Menteri Keuangan Purbaya Yudhi Sadewa menyampaikan capaian tersebut menandakan kondisi fiskal yang solid. Pendapatan negara setara 5,5% dari target APBN dan tumbuh 9,5% dibandingkan periode yang sama tahun lalu (year-on-year).
Pertumbuhan pendapatan mendorong kuatnya penerimaan perpajakan serta mulai pulihnya Penerimaan Negara Bukan Pajak (PNBP). Secara khusus, pajak mencatat pencatatan signifikan sebesar 30,7% sepanjang bulan Januari.
“Ini artinya ada perbaikan ekonomi maupun ada perbaikan sedikit atau banyak dari pengumpulan pengumpulan pajak di Ditjen Pajak. Saya harap ke depannya akan terus berlanjut,” ujar Purbaya dalam Konferensi Pers APBN Kita di Jakarta, Senin (23/2/2026).
Dari sisi belanja, pemerintah melakukan percepatan dengan realisasi mencapai Rp227,3 triliun atau 5,9% dari pagu APBN.
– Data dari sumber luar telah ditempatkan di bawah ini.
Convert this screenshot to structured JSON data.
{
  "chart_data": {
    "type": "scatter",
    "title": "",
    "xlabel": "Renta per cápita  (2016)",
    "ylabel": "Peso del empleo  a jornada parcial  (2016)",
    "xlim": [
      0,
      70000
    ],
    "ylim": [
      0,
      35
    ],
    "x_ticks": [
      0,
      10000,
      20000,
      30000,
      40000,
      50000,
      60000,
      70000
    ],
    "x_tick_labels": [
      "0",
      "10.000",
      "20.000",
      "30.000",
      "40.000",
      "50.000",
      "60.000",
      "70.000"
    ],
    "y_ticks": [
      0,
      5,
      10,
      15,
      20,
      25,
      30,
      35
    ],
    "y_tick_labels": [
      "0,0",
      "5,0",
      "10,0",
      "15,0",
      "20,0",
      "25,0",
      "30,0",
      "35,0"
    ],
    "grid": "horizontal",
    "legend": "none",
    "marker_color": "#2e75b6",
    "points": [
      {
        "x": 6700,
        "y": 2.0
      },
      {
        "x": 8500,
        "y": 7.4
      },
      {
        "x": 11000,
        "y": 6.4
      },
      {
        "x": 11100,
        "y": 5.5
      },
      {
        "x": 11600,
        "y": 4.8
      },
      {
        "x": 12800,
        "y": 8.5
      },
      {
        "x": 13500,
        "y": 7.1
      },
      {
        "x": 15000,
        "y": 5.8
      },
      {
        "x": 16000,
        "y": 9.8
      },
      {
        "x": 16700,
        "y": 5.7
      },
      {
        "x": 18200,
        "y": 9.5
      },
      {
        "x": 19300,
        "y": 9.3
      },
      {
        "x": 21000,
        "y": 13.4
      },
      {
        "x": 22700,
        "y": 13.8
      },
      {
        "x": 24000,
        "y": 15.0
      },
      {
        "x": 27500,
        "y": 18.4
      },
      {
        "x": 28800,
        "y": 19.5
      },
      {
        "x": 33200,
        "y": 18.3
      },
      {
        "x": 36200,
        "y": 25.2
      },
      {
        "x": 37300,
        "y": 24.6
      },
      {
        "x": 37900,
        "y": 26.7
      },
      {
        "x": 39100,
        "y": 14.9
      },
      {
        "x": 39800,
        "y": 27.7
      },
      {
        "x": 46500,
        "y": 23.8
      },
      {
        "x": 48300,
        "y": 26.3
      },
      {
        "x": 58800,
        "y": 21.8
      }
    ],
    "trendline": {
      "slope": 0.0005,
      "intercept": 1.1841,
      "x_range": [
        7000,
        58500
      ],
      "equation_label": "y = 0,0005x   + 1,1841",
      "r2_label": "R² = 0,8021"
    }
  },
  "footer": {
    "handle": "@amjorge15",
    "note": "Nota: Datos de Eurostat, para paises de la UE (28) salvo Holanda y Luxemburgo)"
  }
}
Angka tersebut tumbuh 25,7% (yoy) dan dialokasikan untuk mendukung prioritas program, menjaga daya beli masyarakat, serta mendorong pertumbuhan ekonomi sejak triwulan pertama.
Pada postur fiskal, defisit APBN hingga akhir Januari 2026 tercatat sebesar Rp54,6 triliun atau sekitar 0,21% dari Produk Domestik Bruto (PDB).
Pemerintah menilai posisi tersebut masih terkendali dan sejalan dengan desain APBN tahun ini. Sementara itu, saldo primer mencatat defisit sebesar Rp4,2 triliun, menandakan pengelolaan fiskal tetap bijaksana.
Untuk memenuhi kebutuhan anggaran, realisasi pembiayaan telah mencapai Rp105,1 triliun atau 15,2% dari target. Pembiayaan dilakukan secara terukur dan antisipatif guna menjaga likuiditas serta stabilitas pasar keuangan nasional.
Menutup paparannya, Bendahara Negara menegaskan APBN tetap berperan sebagai penopang utama perekonomian.
“Secara keseluruhan, APBN 2026 tetap berfungsi optimal sebagai shock absorber sekaligus motor penggerak perekonomian. Kami optimis APBN akan terus menjaga stabilitas dan mendukung momentum pertumbuhan ekonomi nasional sepanjang tahun 2026,” tutup Purbaya.